If your building is in a dry and dusty part of the country, that is another factor to consider. Some of that dirt and dust is bound to make its way into your building and your ducts, demanding more frequent duct maintenance. A higher likelihood of dust buildup can also be caused by internal factors, such as renovation work. If you recently renovated part of your building—especially if the work involved taking out drywall—then you should have your ducts checked to assess their current state.
Watching for Warning Signs
Ultimately, there is no one set-in-stone schedule for air duct maintenance. Every three to five years is a good rule of thumb for most buildings, but even that rule won’t apply to everyone. Depending on circumstances like the ones mentioned above, you might need to have your ducts cleaned every year or two, rather than waiting three years or more.

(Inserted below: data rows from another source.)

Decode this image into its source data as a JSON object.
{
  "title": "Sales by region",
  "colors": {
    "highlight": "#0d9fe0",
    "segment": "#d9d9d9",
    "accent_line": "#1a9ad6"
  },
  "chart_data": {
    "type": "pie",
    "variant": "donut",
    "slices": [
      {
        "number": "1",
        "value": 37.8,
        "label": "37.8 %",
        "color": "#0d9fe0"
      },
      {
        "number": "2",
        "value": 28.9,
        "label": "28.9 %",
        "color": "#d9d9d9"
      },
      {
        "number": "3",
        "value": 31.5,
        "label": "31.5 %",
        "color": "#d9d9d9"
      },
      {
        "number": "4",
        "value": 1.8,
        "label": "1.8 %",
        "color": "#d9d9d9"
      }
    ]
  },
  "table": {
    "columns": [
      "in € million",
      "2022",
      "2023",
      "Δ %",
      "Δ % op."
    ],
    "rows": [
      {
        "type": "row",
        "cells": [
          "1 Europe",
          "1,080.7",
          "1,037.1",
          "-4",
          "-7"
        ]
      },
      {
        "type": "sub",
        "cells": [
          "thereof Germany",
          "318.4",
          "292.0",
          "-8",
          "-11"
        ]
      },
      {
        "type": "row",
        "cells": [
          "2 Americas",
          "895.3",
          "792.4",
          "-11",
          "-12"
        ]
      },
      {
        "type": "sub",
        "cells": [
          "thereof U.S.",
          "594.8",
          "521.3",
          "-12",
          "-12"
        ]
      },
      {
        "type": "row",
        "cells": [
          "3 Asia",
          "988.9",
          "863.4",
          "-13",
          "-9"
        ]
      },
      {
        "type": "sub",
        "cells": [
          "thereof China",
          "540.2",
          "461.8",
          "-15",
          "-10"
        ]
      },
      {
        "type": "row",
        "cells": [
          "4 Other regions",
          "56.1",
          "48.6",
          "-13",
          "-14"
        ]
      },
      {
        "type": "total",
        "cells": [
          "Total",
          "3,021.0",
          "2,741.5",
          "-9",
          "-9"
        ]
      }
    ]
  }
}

The best you can do is be mindful of warning signs that your ducts might be dirty or clogged with debris. If multiple employees or building tenants are complaining about bad allergies, or are coughing and sneezing all the time, the air quality in your building could be to blame. If your heating and cooling bills are going up for no reasonable explanation—such as seasonal temperature extremes—that could be a sign that something is blocking the airflow in the ducts. If vents and returns throughout your building are visibly dirty, then your ducts are definitely getting dirty.
In any of these situations, your next step should be to call an HVAC technician to have a look at your ducts. At very least, your technician will be able to tell you that your ducts are relatively clean and give you a recommendation on when to call for cleaning and duct maintenance. If your air ducts do need cleaning, your technician will be ready to carry out the job with all the appropriate equipment and expertise. Either way, you will have peace of mind going forward that your ducts are clean and that the air quality in your building is protected.
The other benefit of calling an HVAC company to check your ducts when you aren’t sure is that you get a better sense of your building’s timeline for air duct maintenance. By keeping track of when you last cleaned your ducts—and when the time comes to clean them again—you can have a better sense of where on the one-to-five-year cleaning spectrum your building lands.